Type Thesis or Dissertation - Master of Arts in Geography
Title Exploring donkey welfare and positionality in Maun, Botswana
Author(s)
Publication (Day/Month/Year) 2013
URL https://atrium.lib.uoguelph.ca/xmlui/bitstream/handle/10214/6754/Geiger_Martha_201305_MA.pdf?sequenc​e=3
Abstract
Donkeys (Equus assinus) are active agents in human development and wellbeing.

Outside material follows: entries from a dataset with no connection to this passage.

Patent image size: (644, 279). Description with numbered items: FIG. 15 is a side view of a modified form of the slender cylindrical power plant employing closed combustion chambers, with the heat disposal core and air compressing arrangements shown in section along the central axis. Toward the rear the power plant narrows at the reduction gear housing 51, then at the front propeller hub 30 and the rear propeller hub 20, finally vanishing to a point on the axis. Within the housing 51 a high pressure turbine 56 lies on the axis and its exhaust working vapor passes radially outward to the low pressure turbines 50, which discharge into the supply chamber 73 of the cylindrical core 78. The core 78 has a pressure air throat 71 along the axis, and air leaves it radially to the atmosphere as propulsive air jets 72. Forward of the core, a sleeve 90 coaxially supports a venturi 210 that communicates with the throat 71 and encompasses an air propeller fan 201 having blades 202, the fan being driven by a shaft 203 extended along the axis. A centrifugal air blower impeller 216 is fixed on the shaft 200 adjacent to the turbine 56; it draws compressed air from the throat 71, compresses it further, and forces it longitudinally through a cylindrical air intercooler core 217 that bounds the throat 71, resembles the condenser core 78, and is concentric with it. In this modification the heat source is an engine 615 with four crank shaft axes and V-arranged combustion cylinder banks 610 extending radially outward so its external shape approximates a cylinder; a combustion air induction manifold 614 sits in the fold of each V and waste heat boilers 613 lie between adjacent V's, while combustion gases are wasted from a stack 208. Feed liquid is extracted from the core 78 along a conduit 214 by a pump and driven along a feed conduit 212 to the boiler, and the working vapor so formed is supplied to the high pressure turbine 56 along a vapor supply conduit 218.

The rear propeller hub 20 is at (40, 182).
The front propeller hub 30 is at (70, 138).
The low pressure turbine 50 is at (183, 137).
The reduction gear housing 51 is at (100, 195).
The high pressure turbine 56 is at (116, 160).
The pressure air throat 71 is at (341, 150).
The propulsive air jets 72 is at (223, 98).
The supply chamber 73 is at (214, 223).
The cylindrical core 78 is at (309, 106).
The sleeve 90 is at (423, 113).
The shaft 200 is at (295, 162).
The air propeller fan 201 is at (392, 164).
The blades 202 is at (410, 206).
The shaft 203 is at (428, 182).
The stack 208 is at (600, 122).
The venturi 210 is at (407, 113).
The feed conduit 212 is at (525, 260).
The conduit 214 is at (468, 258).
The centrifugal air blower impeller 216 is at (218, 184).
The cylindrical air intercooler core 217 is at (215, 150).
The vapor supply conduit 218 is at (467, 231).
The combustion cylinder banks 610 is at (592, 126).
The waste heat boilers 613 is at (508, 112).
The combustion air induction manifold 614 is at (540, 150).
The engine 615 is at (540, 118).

They provide an affordable and accessible means of draught power, food, and transport
for many Batswana, in particular for smallholder farmers. Yet despite these contributions
to people’s livelihoods, donkeys remain marginalized within Batswana ideological,
political, economic, and societal structures, as well as within policy-making and planning
mechanisms. This research argues in favour of the intrinsic value of donkeys and
examines their welfare and position in relation to their material and symbolic roles in
shaping human lives in Batswana society. Through a mixed social and animal welfare
science methodology, the research explored the ways human use, care for, and value
donkeys and how human positioning potentially impacts the donkeys’ welfare. Donkey
welfare assessments were performed to measure their physical and emotional welfare to
assess if donkey welfare is a function of human positioning in Batswana society. We
cannot understand human affairs, wellbeing, and relations without recognizing the ways
in which animals are entangled in and affected by social and cultural practices. This
research draws on animal geography theory and the idea of positionality to understand
how people’s co-habitation with donkeys affects the donkeys’ welfare. This research
contributes scholarly insights on animal-human relations, animal welfare studies, and will
inform relevant government livestock programming and planning in Botswana.